What is lost when journalists and citizens are prevented from obtaining information that could help us learn from our mistakes and change the way we face threats like terrorism? That's a question that's proven incredibly urgent in recent years as we struggle to cope with extremist groups like the Islamic State, who have taken kidnappings and acts of terror to a whole new level of brutality. So why did learning about his own kidnapping become such a Sisyphean task for my father, and why do so many people feel that FOIA has lost its purpose?

"Make no mistake, federal officials, politicians and bureaucrats are violating the law, just like any other criminals," Attkisson says. "One of the hallmarks of a society that's breaking down is when its leaders exempt themselves from the laws that the public is required to follow, and I think that's happening more and more in our society.

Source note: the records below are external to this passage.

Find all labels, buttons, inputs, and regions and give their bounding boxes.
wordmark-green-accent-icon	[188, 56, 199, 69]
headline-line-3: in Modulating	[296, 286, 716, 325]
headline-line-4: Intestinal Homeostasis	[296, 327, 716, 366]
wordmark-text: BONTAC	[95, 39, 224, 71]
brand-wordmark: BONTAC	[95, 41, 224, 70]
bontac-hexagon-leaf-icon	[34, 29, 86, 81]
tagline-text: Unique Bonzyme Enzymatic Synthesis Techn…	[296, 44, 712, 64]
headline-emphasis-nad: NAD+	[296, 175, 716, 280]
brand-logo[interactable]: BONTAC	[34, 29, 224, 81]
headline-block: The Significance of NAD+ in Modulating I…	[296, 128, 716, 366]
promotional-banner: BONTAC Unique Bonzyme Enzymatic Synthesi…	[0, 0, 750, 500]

"Journalists should be writing about it and putting pressure on them to obey the law," she continues, with steel in her voice. "The only stories the government wants to give you because they like you are propaganda, not the ones about misconduct and flouting of our values. When journalists tell the government, 'We don't work for you,' we might not get their stories, but we'll get better stories, real stories."

So this is my message to our government: I want the real story of what happened to my father. I want to know if and when I decide to file a FOIA request, that it will be answered in a timely fashion, with full disclosure. I want it because it's my story as well, and it belongs to me, to my family, not to reluctant bureaucrats. Give me my story, and give America its story too, because it belongs to us, and we deserve to have it.